The First Canadian President of the United States - Switched to Overload
Multi-multi term politician Kimberly White White (Priscilla Yakielashek) has returned to the Manitoba riding where she was first elected to give an address and share the “real story” of her rise from the daughter of a white trash criminal (“We weren’t trailer trash, trailers weren’t fast enough for Daddy. We were someone else’s Chevy trash”) to Prime Minister of Canada and ultimately the first Canadian President of the United States of North America.
It is 2084 and the countries of Canada, the United States and Mexico have created the corporate invention of the United States of North America, it only has one ultraconservative political party & is completely controlled by China but they still refer to it as “the democracy”. In White White’s White House power is maintained with a pretty smile, hair in a tight bun and well-chosen silence. Intelligence has long gone out of fashion, which doesn’t bother the President as it was never her style. Reminiscent of the Orwellian warnings of mind and emotion control found in 1984, we find 2084 contains a brain chip that streams the President’s speeches right into her head & a “behavioral override chip”…which I am sure is only to be used for good? Well, today President White White finds that the script for her speech has left her head & that her long-time speechwriter, mentor (& lover?) Roger has taken over her behavioral override chip after being fired. Apparently he had outlived or outworked his usefulness and it was time for him to be terminated – they are on the way – they will find him, but before they do he has a score or two to settle with White White with some funny results.

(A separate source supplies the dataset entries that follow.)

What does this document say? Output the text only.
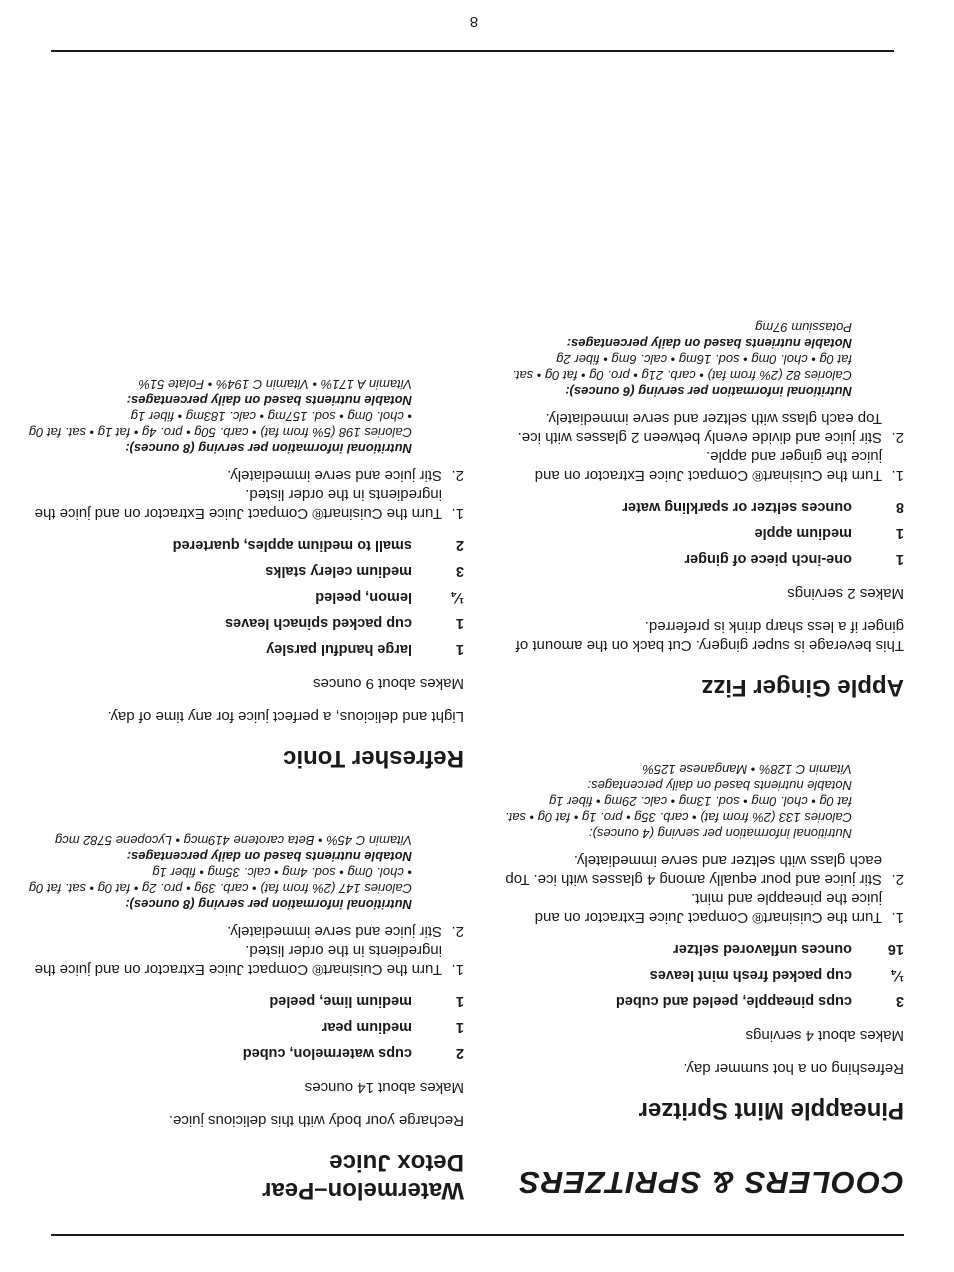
COOLERS & SPRITZERS
Pineapple Mint Spritzer
Refreshing on a hot summer day.
Makes about 4 servings
3
cups pineapple, peeled and cubed
¼
cup packed fresh mint leaves
16
ounces unflavored seltzer
1.
Turn the Cuisinart® Compact Juice Extractor on and juice the pineapple and mint.
2.
Stir juice and pour equally among 4 glasses with ice. Top each glass with seltzer and serve immediately.
Nutritional information per serving (4 ounces):
Calories 133 (2% from fat) • carb. 35g • pro. 1g • fat 0g • sat. fat 0g • chol. 0mg • sod. 13mg • calc. 29mg • fiber 1g
Notable nutrients based on daily percentages:
Vitamin C 128% • Manganese 125%
Apple Ginger Fizz
This beverage is super gingery. Cut back on the amount of ginger if a less sharp drink is preferred.
Makes 2 servings
1
one-inch piece of ginger
1
medium apple
8
ounces seltzer or sparkling water
1.
Turn the Cuisinart® Compact Juice Extractor on and juice the ginger and apple.
2.
Stir juice and divide evenly between 2 glasses with ice. Top each glass with seltzer and serve immediately.
Nutritional information per serving (6 ounces):
Calories 82 (2% from fat) • carb. 21g • pro. 0g • fat 0g • sat. fat 0g • chol. 0mg • sod. 16mg • calc. 6mg • fiber 2g
Notable nutrients based on daily percentages:
Potassium 97mg
Watermelon–Pear
Detox Juice
Recharge your body with this delicious juice.
Makes about 14 ounces
2
cups watermelon, cubed
1
medium pear
1
medium lime, peeled
1.
Turn the Cuisinart® Compact Juice Extractor on and juice the ingredients in the order listed.
2.
Stir juice and serve immediately.
Nutritional information per serving (8 ounces):
Calories 147 (2% from fat) • carb. 39g • pro. 2g • fat 0g • sat. fat 0g • chol. 0mg • sod. 4mg • calc. 35mg • fiber 1g
Notable nutrients based on daily percentages:
Vitamin C 45% • Beta carotene 419mcg • Lycopene 5782 mcg
Refresher Tonic
Light and delicious, a perfect juice for any time of day.
Makes about 9 ounces
1
large handful parsley
1
cup packed spinach leaves
¼
lemon, peeled
3
medium celery stalks
2
small to medium apples, quartered
1.
Turn the Cuisinart® Compact Juice Extractor on and juice the ingredients in the order listed.
2.
Stir juice and serve immediately.
Nutritional information per serving (8 ounces):
Calories 198 (5% from fat) • carb. 50g • pro. 4g • fat 1g • sat. fat 0g • chol. 0mg • sod. 157mg • calc. 183mg • fiber 1g
Notable nutrients based on daily percentages:
Vitamin A 171% • Vitamin C 194% • Folate 51%
8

Writer Jem Rolls creates a Palin-esque character in Kimmy White White who says words like truthiness and complexicate and has views of the world that would make any Democrat/Liberal break out in a cold sweat and Tommy Douglas roll over in his grave . Using “double-speak” like “Don’t Do, Do Don’t, that’s what I say.” Kimmy justifies her entitlement to riches of power and money in a way that would make Rush Limbaugh and Stephen Harper proud. She only breaks the veneer of her flawless skin, perfect life & magazine smile when she is inhabited by speechwriter Roger. Rolls is a talented writer who has created some beautiful passages and a few comic gems however, as this one-woman show continues it begins to feel longer than its 60 minutes and the ideas repeat themselves. The word are blunt and frighteningly closer to the truth of the near future than many of us would like to imagine – but they are neither subtle enough nor cutting enough to create the fast paced satire that I was expecting. The audience was engaged in the story but there was little laughter in the theatre. Yakielashek is an energetic performer who engages, entertains and terrifies the audience with her charming voice and animated facial expressions. The show has a bit of preaching to the choir - an address about the “right winged crazies” putting money and power first and people last - a cautionary tale of what could happen if we let Big Brother continue to grow. Entertaining but not hilarious.